5.) Patience - not my best virtue & probably my worst! And also, we have no idea when things are going to happen. I have people ask me all the time "When will you get your baby?" or "When will they match you?", etc. I don't mind at all the questions, but I never know the answer. It's all a wait and see, but I know it will happen. I check my email numerous times a day to see if the agency has sent a match for us. Once we are matched, we will have to WAIT until China invites us to come get our child. God is definitely teaching me a thing or 2 here!

6.) Phil and I are very independent people! We don't like to ask people to help us!
We've had so many wonderful, wonderful people that are always willing to help, but we like to do it all on our own. Not always a good thing.

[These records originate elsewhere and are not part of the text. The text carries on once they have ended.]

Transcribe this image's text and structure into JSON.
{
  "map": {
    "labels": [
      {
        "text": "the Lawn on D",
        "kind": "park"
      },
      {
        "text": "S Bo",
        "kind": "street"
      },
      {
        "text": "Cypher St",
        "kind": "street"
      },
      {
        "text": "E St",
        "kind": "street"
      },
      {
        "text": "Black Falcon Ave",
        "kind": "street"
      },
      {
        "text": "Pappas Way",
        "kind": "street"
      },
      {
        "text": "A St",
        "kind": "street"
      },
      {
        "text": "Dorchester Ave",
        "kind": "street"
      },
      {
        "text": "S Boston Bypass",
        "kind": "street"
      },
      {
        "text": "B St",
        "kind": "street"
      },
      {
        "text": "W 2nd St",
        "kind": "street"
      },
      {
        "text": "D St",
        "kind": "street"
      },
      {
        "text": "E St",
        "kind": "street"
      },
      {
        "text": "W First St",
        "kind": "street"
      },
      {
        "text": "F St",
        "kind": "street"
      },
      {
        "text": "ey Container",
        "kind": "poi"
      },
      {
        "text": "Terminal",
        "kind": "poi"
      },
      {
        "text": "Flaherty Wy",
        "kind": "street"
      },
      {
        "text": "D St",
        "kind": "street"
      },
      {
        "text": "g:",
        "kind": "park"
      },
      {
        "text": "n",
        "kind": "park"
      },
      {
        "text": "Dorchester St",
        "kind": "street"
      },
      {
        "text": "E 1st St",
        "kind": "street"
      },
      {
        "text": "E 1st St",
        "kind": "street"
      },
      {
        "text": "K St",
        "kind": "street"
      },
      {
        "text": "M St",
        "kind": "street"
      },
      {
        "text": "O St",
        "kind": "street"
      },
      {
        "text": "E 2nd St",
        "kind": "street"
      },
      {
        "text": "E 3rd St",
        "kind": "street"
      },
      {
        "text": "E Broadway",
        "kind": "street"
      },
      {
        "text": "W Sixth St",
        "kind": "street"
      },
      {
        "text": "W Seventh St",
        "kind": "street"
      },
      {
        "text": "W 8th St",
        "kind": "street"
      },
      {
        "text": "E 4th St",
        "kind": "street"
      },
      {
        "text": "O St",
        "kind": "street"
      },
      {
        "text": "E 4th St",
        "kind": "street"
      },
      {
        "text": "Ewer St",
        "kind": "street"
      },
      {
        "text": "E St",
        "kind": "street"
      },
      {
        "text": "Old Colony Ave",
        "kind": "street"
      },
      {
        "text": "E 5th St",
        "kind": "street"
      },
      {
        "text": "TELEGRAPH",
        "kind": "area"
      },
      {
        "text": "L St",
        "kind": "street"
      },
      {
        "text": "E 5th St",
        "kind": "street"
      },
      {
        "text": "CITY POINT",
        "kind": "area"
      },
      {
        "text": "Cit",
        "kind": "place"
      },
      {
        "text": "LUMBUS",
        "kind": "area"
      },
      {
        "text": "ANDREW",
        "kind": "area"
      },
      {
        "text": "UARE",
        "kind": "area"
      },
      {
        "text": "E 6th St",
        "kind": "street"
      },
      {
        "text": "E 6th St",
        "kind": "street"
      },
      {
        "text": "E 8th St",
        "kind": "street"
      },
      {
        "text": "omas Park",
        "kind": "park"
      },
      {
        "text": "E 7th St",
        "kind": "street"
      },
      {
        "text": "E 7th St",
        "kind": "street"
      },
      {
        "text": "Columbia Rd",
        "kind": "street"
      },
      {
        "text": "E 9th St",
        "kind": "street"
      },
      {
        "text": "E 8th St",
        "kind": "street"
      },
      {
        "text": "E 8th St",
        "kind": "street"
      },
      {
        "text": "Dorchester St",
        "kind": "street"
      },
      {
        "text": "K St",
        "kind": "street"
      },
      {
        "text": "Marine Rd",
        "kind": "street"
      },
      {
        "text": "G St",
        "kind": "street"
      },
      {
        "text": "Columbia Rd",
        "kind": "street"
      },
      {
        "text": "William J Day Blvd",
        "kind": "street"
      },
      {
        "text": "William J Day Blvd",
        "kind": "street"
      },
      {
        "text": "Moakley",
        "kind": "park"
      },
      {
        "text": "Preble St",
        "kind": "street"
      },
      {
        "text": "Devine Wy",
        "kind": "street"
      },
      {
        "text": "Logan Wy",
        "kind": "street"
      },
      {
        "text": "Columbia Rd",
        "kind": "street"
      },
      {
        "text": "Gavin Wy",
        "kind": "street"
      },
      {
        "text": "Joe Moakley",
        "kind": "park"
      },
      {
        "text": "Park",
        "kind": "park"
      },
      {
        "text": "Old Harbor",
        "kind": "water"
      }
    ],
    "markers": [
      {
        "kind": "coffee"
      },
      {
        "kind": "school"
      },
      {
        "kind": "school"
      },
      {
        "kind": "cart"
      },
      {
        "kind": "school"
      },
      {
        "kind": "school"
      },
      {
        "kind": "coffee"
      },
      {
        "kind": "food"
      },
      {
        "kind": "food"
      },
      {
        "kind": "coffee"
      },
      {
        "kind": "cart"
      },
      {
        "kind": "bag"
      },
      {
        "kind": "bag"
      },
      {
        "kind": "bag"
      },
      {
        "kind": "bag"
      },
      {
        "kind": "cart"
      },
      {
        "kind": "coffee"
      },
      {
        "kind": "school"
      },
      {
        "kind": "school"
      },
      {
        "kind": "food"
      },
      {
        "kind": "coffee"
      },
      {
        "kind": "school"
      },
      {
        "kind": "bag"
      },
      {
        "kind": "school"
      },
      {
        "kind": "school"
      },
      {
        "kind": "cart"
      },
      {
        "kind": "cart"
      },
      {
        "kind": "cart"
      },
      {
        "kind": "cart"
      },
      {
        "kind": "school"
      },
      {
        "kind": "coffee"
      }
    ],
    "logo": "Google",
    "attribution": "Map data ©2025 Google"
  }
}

7.) As I said above, Phil and I are very private people. Few people know a lot about us. We lean on each other and don't let others in. It's good for us to be strong, but we need to let people in to know us better. We are kinda strange (o.k. I know a few of you are thinking real strange.) and don't do things like everyone else. I think we may seem stranger to a lot of people because we are private and quite leaving others to sometimes draw their own conclusions about us rather than getting to know us. At least I'll say that is why they find us so peculiar - I know we are different and that's o.k. with me! There are wonderful people, but we like to make our own way.

O.k., I could give you all my downfalls, but we'd never get to China to adopt & I'd have to charge you for a book. lol
I never would have thought God would have called us at 36y/o & 40y/o with 2 kids to adopt more nor did I expect Him to want me to open up to people. It's all in His timing and He uses situations, people, etc. to prepare us for His plan even though we don't know it at the time. Thank you so much for all your support - I feel like I've said that a million times and the words aren't justification for how grateful we are by each of you! You have no idea how much it means to us!

We hope to figure out how to get our blog up so people can follow there - it's gonna be kinda strange for our blog to be on all these t-shirts and no information when people go there. I've never done a blog so I'm lost! lol I'm going to make myself uncomfortable here and ask for some help on this. If someone knows how to set up a blog or what I need to do it, please let me know. I've read up on it, but I'm confused. I don't want someone to do it for me, but to help me with things like how to put pictures on it, change the background, theme, etc. I know nothing about HTML codes so you might as well be speaking Chinese if you come to me starting to talk about those things! lol So any of you that know how to do a blog, I would appreciate so much some help on where to get me started. I've searched the web and cannot tell if I need a program for this or what I'm doing. Any help, would be appreciated. I just need to get it together soon since we are using that blog spot for people to follow us - I don't want them to think we are being our normal private self by not putting any information on there! haha

If I'm not on here before Monday, please everyone have a safe and wonderful 4th of July weekend! I hope to see you at Jacinto!

"This is my commandment, that you love one another, just as I have loved you."